KUALA LUMPUR: Maybank Investment Bank Research has Buy calls on KPJ Healthcare and Kossan in the healthcare segment.
It said on Tuesday that for KPJ, it projects EPS growth of 4% in FY20E and 10% in FY21E, underpinned by its fast bed capacity growth of 8% in FY20E (FY19E: +3%).
“Our sum-of-parts based TP of RM1.05 is also conservative, implying 10 times EV/EBITDA (-1SD to 5-year mean) as we impute for the drug price control concern.
“We also have a BUY rating on Kossan, on (i) we project EPS growth of 15% in FY20E on its sales volume growth of 16% in FY20E and stable margin as we expect its higher productivity to offset the potential average selling price (ASP) pressure; and (ii) its 12 months forward P/E of 21x (mean: 22x, +1SD to mean: 27 times) is a 21%-46% discount to Top Glove/Hartalega, ” it said.
On the healthcare outlook, the research house said drug price control, a key overhang on private hospitals, could be off the table, but the certainty may only materialise from 2H20 onwards when alternative measure is being formally announced by the government.
For the glove sector, demand-supply environment is balanced for now and glove players are able to adjust their ASPs to pass on the impact of a Ringgit appreciation.
Hospitals: Fortis’ court hearing, drug price control Two key events to watch: (i) Fortis’ court hearing on Feb 3,2020. A positive outcome i.e. a ruling that Fortis did not violate its “status quo” court order, could see IHH’s share price re-rate;
And (ii) The proposed drug price control (Phase 1), which was expected to take place in early2020, may not materialise after all, potentially because the drug prices at Malaysia are already fair vs. comparable countries. Instead, the private hospitals could be required to publish their prices.
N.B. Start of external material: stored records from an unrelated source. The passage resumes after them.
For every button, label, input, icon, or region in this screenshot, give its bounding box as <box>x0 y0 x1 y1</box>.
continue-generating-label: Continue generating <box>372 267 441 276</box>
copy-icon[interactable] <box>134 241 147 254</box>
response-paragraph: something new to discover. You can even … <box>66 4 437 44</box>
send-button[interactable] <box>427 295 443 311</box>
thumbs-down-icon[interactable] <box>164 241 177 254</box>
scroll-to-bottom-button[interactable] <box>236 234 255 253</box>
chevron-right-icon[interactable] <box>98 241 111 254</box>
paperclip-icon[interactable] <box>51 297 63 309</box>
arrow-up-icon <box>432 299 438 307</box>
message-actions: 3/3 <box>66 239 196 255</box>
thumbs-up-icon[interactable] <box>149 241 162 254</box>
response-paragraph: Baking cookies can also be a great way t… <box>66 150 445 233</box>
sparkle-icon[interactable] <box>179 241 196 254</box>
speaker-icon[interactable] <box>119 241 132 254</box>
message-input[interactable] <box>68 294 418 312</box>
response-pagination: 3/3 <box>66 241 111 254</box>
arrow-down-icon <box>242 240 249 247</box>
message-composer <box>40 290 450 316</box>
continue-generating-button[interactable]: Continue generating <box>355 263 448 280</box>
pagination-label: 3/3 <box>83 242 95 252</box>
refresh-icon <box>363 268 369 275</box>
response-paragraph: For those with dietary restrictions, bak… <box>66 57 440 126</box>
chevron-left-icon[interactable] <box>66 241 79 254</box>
A formal announcement of the latter by the Ministry of Health would remove the overhang on KPJ.
Maybank Research said as for gloves, demand-supply is balanced presently, and the glove manufacturers have been able to raise ASPs (c.+1%) to pass on the higher minimum wage (+9% from Jan 2020).
Hence, the current operating environment would allow the glove players to adjust their ASPs to pass on the recent weakness in USD vs. RM (-2% in one month).
“However, we note that the global glove purchases have picked up strongly since Sep 2019 and there is the risk of glove purchasers overstocking in 4Q19-1Q20.
“Hence, we caution that a temporary supply surplus may take place in 2Q20. For 2020, we estimate that the effective capacity growth from the Global Top 5 players is 15% (2019: 8%), with bulk of the new capacity commencing in 1H20, ” it said.